Of the four genes in which variants impairing function are associated with reduced risk of hyperlipidaemia, two are already established drug targets. The product of NPC1L1, which is essential for intestinal sterol absorption, is the molecular target of ezetimibe, a cholesterol absorption inhibitor that lowers blood cholesterol [21]. The product of ANGPTL3 is the target of evinacumab, a human monoclonal antibody designed to treat hypercholesterolaemia [18, 22]. The therapeutic role of ANGPTL3 inhibition has recently been reviewed [23]. The well-established evidence for PCSK9 and APOC3 variants as being protective is fuelling research into developing strategies to find novel ways to antagonise PCSK9 and lower apoC-III [24, 25].

The detailed analyses of variant categories provide insights into the magnitude of effects of different kinds of variant in different genes, along with information about their cumulative frequencies. One feature of note is the heterogeneity of effects between genes. For example, for LDLR nonsynonymous variants classified as probably damaging by PolyPhen are more strongly implicated and have a larger effect size than variants classified as deleterious by SIFT, but for PCSK9 this is not the case and only SIFT deleterious variants have an effect. For ANGPTL3 neither SIFT nor PolyPhen is helpful for identifying risk-associated variants. For most genes LOF variants have the largest effect size but this is not the case for ABCG5 in which LOF variants do not clearly have any effect and the signal is instead driven by specific splice region variants. This inconsistency of effects of different methods for weighting across different genes has been noted in a previous study [26]. A total of 43 different methods of predicting the pathogenic effect of nonsynonymous variants were compared across ten different genes associated with common phenotypes, including LDLR, PCSK9 and ANGPTL3. These results showed that while SIFT and PolyPhen performed reasonably well for some genes, other methods were better for other genes.

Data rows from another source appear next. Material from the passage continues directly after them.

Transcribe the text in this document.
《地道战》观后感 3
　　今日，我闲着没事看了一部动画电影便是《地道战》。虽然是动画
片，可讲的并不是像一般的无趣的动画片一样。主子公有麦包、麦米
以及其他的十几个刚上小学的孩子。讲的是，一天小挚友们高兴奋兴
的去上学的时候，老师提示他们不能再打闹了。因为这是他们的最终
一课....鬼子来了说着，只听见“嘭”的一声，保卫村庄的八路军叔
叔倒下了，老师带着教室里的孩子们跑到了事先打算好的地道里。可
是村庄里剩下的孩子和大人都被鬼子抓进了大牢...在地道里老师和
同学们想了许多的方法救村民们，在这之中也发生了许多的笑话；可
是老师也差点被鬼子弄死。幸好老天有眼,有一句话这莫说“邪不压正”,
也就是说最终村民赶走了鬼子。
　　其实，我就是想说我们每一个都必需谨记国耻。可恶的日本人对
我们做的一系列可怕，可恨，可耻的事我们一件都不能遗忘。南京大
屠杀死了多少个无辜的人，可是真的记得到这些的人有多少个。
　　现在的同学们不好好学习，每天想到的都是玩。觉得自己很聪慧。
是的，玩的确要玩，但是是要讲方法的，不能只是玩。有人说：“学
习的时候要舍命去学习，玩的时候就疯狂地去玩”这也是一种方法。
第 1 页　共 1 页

However no single prediction method performed consistently well across all genes. Using additional prediction methods would introduce complications around correcting for multiple testing and interpretation of results but it seems that there is no single weighting system which would be optimal for all genes.

Using biobank data to identify genes influencing complex traits contrasts with the strategy of concentrating on individuals and families with extreme phenotypes who may harbour variants with quasi-Mendelian effects [27]. Ascertaining cases from biobank data can yield large sample sizes but with less severe and less well-defined phenotypes. The present study quantifies the effect on clinically relevant hyperlipidaemia risk of naturally occurring variation within the identified genes, along with their cumulative frequencies in a sample broadly representative of the population. The fact that people with severe, early onset cardiovascular disease might have been less likely to survive to be recruited into UK Biobank may mean that the magnitude of effect of some variants on risk is somewhat underestimated, but this does not seem likely to be a major consideration. Variants with large effect sizes are very rare. Around 10,000 participants carry a variant in a category with a moderate effect on risk, i.e. with OR below 0.7 or above 1.4, but it is debatable how relevant such effects would be for quantifying individual risk in the context of personalised medicine. Additionally, we may note that, although formal analyses were not carried out, the individual allele frequencies of these variants would be too low to have an appreciable effect of any common variants which might be in linkage disequilibrium with them, such as could be detected in genome-wide association studies. It seems that the main value of identifying coding variants associated with risk is to clarify the pathophysiological mechanisms influencing risk of hyperlipidaemia in order to support the development of novel therapeutic approaches.